Rubio had previously been one of the party’s leading voices for immigration reform, joining the “Gang of Eight” in the Senate, which engineered the passage of a major bipartisan immigration reform bill. He has since disavowed the proposal, saying that it was the best Republicans could get when the Democrats controlled the Senate, but not something he would support as president.

President Obama’s Delayed Action for Childhood Arrivals program allows some immigrants who were brought to the country illegally as children to live without fear of imminent deportation, so long as they don’t break the law and meet other requirements. Rubio, just last year, said that he opposed DACA, but recognized that summarily ending the program would create massive and unnecessary upheaval.

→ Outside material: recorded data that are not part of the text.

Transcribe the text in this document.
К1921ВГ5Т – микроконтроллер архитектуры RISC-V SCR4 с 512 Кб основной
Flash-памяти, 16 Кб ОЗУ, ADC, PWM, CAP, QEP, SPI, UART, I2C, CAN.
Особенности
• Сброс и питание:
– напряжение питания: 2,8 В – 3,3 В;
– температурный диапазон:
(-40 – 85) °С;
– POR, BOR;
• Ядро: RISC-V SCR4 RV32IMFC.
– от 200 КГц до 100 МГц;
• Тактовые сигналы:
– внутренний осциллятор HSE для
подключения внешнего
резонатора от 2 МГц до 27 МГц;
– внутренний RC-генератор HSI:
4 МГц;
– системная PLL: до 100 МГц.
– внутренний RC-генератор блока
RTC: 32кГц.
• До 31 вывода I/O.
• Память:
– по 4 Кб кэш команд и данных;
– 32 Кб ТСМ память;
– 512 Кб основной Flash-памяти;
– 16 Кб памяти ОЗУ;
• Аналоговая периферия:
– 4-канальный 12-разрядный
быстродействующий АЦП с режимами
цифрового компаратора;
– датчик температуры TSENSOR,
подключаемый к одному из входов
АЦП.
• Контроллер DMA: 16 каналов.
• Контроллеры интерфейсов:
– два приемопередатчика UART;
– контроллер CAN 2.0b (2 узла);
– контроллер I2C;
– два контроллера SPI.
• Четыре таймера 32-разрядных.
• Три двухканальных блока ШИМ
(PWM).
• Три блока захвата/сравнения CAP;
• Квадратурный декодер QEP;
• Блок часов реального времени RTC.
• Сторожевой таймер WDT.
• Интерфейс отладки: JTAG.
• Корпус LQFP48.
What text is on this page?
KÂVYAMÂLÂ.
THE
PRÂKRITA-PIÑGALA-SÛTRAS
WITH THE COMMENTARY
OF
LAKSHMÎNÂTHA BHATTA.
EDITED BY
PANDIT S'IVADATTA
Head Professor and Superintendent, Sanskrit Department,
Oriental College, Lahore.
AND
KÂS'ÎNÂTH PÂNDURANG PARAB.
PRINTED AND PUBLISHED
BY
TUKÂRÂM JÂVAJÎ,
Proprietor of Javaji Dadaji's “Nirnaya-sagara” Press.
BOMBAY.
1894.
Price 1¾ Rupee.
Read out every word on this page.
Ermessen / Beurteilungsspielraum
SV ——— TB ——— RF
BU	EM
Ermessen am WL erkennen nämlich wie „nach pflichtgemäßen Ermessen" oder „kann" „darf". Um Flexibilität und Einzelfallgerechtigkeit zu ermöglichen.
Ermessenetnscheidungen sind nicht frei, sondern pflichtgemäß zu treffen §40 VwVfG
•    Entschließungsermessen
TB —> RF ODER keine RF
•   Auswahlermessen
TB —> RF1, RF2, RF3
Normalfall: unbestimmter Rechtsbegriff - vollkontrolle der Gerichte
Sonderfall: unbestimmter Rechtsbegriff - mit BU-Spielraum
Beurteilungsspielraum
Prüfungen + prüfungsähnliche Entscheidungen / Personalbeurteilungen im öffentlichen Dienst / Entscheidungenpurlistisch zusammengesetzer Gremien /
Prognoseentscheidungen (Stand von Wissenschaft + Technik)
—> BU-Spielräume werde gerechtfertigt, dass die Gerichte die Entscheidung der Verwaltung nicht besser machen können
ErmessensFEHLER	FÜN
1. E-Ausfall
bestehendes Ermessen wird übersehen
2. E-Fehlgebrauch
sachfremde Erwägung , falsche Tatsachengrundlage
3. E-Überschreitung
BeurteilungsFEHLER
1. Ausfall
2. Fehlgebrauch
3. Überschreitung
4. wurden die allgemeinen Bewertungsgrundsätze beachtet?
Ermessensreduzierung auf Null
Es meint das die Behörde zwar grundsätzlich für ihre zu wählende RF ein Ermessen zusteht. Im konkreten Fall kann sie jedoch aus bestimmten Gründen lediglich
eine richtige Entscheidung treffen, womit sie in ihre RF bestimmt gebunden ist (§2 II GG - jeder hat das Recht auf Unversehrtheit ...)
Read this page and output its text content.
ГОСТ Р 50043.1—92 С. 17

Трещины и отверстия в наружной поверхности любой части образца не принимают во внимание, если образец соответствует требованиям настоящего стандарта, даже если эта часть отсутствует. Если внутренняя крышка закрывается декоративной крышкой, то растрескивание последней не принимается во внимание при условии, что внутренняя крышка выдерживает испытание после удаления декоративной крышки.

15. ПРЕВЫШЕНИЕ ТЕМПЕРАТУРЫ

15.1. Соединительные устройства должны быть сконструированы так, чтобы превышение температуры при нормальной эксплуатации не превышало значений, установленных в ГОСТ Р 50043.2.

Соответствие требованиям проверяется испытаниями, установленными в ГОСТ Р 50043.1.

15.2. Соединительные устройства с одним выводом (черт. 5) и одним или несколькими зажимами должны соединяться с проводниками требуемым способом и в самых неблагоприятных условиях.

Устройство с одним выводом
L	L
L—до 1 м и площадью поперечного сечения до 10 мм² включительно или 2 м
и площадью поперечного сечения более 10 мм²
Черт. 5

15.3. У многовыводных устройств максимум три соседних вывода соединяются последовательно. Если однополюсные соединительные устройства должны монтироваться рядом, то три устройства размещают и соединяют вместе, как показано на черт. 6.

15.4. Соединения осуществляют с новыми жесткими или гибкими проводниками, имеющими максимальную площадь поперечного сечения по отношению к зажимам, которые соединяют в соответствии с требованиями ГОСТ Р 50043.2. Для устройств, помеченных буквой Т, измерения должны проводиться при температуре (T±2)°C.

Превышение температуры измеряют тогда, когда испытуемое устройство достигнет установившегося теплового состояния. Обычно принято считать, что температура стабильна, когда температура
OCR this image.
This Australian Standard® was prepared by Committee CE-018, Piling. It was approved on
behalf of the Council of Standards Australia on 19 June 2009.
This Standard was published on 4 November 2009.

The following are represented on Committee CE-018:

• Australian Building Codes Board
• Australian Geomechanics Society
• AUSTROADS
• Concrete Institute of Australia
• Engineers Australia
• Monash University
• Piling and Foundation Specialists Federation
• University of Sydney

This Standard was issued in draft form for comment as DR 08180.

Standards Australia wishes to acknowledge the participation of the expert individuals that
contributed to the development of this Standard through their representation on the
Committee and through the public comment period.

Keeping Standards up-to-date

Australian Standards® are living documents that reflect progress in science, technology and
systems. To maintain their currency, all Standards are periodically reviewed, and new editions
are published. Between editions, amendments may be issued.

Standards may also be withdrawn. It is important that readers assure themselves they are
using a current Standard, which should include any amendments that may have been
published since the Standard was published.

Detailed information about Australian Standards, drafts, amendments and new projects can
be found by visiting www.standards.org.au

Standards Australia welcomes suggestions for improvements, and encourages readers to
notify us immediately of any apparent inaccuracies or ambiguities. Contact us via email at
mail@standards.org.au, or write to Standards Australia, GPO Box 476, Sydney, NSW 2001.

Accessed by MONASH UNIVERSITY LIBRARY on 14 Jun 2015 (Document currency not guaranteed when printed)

However, speaking to CNN’s Jake Tapper on Thursday, Rubio confirmed, “I will, on my first day in office, get rid of it because it’s unconstitutional. I was against it when the president did it. I remain against it now. It cannot be permanent policy. And I’ve said that repeatedly.”

At this point, if the RNC’s determination that immigration policy is a “litmus test” with Hispanic voters still holds true, then it’s hard to see what’s left for them to hold on to among the Republican frontrunners. And if they were also correct to predict that the Party, without courting Hispanics, “will shrink to its core constituencies only,” well, that’s pretty bad news for the GOP.